Satisfaits de pouvoir à nouveau ouvrir en grand leurs portes, les libraires se disent "impatients" de retrouver leurs clients et de "refaire leur travail comme ils aiment le faire", insiste Martine Lebeau, gérante des Volcans à Clermont-Ferrand qui avait pris la décision d’arrêter le click and collect au cours du reconfinement.
Retour du conseil et ventes complémentaires
Le retour du conseil est notamment très attendu, qui offre la possibilité de "vendre à nouveau toutes ces belles pépites et ces livres merveilleux qui avaient disparu aux yeux du grand public, effacés par les best-sellers", souligne Emilie Montbarbon, directrice de la librairie familiale à Bourg-en-Bresse. "Il fallait que ça réouvre, les ventes complémentaires ne se faisaient plus", abonde Bertrand Watelet, propriétaire de la librairie Amory à Reims.
"Heureux" d’avoir vu leur combat aboutir et de pouvoir lever le rideau samedi 28 novembre, les libraires s’activent désormais pour remettre en ordre de marche leurs magasins qui s’apparentaient à des entrepôts. "Nous avons trois jours pour ranger livres et commandes et raviver tables et vitrines qui vont enfin se teinter des couleurs de Noël", s’enthousiasme Emilie Montbarbon.
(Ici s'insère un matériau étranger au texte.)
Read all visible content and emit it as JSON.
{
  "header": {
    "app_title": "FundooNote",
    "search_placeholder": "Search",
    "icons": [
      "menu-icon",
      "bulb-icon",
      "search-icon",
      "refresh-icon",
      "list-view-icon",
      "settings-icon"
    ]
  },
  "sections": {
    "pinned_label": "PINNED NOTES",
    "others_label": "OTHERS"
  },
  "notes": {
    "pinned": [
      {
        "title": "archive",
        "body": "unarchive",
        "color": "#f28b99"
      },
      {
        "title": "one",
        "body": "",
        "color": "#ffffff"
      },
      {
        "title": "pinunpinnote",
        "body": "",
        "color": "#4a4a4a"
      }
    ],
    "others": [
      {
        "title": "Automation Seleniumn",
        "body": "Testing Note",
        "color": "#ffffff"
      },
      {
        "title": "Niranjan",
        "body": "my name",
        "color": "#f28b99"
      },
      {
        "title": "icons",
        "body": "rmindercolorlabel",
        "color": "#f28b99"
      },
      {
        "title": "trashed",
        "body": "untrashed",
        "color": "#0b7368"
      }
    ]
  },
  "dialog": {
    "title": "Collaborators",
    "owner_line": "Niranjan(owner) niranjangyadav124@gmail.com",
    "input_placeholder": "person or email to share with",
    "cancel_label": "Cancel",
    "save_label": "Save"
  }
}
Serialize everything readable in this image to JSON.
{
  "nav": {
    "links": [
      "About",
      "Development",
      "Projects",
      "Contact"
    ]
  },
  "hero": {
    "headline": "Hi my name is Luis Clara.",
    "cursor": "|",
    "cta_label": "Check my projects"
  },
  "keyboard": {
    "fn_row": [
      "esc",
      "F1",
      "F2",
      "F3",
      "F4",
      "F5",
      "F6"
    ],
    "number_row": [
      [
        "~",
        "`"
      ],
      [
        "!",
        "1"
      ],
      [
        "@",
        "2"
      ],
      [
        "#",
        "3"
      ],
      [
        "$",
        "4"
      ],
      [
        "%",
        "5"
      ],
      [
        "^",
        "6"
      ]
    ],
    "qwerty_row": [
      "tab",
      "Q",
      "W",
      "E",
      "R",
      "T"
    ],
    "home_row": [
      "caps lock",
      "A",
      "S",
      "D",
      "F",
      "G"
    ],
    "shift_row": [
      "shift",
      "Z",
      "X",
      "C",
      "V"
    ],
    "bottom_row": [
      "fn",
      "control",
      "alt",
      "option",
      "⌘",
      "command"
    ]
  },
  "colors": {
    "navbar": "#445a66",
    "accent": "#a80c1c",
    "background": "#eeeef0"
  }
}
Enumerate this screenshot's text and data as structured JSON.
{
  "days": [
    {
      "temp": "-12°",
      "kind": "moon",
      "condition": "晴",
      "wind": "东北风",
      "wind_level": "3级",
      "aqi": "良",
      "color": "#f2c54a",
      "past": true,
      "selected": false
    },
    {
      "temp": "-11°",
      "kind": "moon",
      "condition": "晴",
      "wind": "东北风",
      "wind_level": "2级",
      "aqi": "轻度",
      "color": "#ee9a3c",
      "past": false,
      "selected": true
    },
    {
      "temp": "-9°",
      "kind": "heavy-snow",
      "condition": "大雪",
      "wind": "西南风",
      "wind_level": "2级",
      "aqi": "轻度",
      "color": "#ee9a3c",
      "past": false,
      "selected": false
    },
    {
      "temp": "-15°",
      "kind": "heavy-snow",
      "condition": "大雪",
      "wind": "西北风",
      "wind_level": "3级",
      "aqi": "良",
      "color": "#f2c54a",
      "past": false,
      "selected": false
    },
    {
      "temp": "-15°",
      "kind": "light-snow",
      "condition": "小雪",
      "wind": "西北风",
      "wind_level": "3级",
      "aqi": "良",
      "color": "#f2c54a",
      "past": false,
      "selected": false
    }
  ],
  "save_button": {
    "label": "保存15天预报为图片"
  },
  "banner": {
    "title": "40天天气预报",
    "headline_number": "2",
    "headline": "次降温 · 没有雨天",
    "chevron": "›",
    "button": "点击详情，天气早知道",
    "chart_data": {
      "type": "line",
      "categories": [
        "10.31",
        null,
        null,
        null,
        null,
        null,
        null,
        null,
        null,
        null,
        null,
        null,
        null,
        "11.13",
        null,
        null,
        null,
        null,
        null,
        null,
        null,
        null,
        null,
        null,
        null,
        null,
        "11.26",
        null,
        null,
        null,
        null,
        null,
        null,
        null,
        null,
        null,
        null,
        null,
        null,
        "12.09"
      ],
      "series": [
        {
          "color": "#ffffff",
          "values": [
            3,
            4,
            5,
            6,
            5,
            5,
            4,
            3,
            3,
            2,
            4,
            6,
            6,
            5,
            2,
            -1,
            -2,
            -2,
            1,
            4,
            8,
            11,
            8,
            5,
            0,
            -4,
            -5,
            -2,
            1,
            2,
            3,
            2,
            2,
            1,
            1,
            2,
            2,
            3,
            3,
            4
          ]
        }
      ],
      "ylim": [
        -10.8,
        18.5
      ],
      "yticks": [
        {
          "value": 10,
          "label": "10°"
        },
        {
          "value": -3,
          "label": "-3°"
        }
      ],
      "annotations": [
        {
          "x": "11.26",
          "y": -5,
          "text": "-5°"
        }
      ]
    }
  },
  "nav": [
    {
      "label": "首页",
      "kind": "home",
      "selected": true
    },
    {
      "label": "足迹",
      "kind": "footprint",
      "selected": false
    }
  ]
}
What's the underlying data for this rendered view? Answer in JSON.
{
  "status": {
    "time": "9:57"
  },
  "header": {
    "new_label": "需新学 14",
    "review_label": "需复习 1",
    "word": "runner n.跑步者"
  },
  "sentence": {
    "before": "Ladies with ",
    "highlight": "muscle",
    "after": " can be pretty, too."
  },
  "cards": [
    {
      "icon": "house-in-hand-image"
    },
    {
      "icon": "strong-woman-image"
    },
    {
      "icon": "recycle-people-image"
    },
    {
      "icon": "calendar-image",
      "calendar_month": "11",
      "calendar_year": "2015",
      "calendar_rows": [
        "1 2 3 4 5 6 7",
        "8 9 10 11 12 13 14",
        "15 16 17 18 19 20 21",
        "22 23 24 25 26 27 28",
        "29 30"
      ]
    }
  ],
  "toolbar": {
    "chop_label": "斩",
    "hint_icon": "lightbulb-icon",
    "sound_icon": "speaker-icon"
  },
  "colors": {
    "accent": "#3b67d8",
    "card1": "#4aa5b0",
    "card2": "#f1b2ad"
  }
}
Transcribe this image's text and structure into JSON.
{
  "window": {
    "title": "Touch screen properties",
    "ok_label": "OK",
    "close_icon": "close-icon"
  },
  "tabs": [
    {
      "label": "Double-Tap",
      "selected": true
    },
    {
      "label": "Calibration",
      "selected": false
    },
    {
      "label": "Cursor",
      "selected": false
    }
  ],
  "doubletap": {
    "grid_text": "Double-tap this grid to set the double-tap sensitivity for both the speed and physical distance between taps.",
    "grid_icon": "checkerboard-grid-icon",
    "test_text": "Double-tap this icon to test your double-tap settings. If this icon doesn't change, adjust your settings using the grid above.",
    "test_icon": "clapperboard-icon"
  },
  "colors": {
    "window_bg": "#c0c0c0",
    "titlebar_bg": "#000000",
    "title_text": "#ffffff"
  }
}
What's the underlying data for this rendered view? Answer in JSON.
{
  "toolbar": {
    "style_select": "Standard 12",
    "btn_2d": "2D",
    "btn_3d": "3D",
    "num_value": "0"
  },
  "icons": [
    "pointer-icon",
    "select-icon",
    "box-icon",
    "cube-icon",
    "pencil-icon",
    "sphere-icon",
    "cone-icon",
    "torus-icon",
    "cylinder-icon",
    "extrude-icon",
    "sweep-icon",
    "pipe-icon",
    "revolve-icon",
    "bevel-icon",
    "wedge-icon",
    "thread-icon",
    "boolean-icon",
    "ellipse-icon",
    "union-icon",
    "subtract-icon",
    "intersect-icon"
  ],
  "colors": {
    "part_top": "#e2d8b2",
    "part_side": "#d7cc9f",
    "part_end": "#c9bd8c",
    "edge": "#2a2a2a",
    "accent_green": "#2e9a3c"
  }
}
La jeune directrice, qui tient vraiment à accueillir ses clients dans une "ambiance festive" travaille également à rafraichir sa signalétique "sanitaire. C’est elle qui nous permet de rouvrir, nous y sommes particulièrement attentifs."
Chez Eureka Street, à Caen, Pierre Thomine réorganise l’agencement de son magasin, "bouleversé pour pouvoir montrer aux passants dans la rue le plus de livres possibles. Certains rayons sont aussi par terre, déposés là dans l’urgence pour accueillir les commandes du click and collect."
Augmenter la jauge
A l’autre bout de la France, Karine Depeyre, propriétaire du bistrot-librairie Le Kairn à Arras-en-Lavaudin, dans les Pyrénées, "étend ses ailes de libraire sur la partie restaurant" pour quasiment doubler sa surface de présentation, offrir de bonnes conditions d’accueil et augmenter sa jauge. "Les gens et les rayons vont pouvoir respirer", assure la libraire qui s’est en outre employée à repasser en urgence certains réassorts pour Noël.
Martine Lebeau cherche elle aussi de la place et s’apprête à "externaliser la fabrique de paquets-cadeaux." Elle planche également sur les plannings et a embauché six personnes dont des vigiles pour assurer le comptage des clients à l’entrée. Pragmatique, elle "attend de voir" avant d’étendre ses horaires et a choisi de conserver ses dimanches d’ouverture alors qu’au Furet du Nord, "des amplitudes horaires élargies et des ouvertures dominicales supplémentaires sont adaptées pour chaque site."
Des appréhensions
Tout à leurs préparatifs, les libraires ne peuvent toutefois pas s’empêcher de nourrir quelques inquiétudes : fréquentation et gestion des affluences ; réapprovisionnements tendus voire "cannibalisés par les grandes enseignes", pointe Bertrand Watelet ; articulation entre click and collect, livraisons et clients en magasin ; "éventuelle baisse de chiffre d’affaires alors qu’il faudra plus de personnel ou sur de plus larges amplitudes horaires", ajoute Mehdi Bouzoubaa, de Mots et Cie à Carcassonne... Ils peinent à dessiner un scénario bien établi de ce Noël particulier et de ses conséquences. "Mais restons optimistes, martèle Martine Lebeau. Je ne suis pas plus inquiète que cela pour notre profession. Nous allons progressivement rattraper notre retard et sans doute faire un beau mois de janvier", pronostique la libraire qui n’a pas réduit ses achats pour la rentrée d’hiver.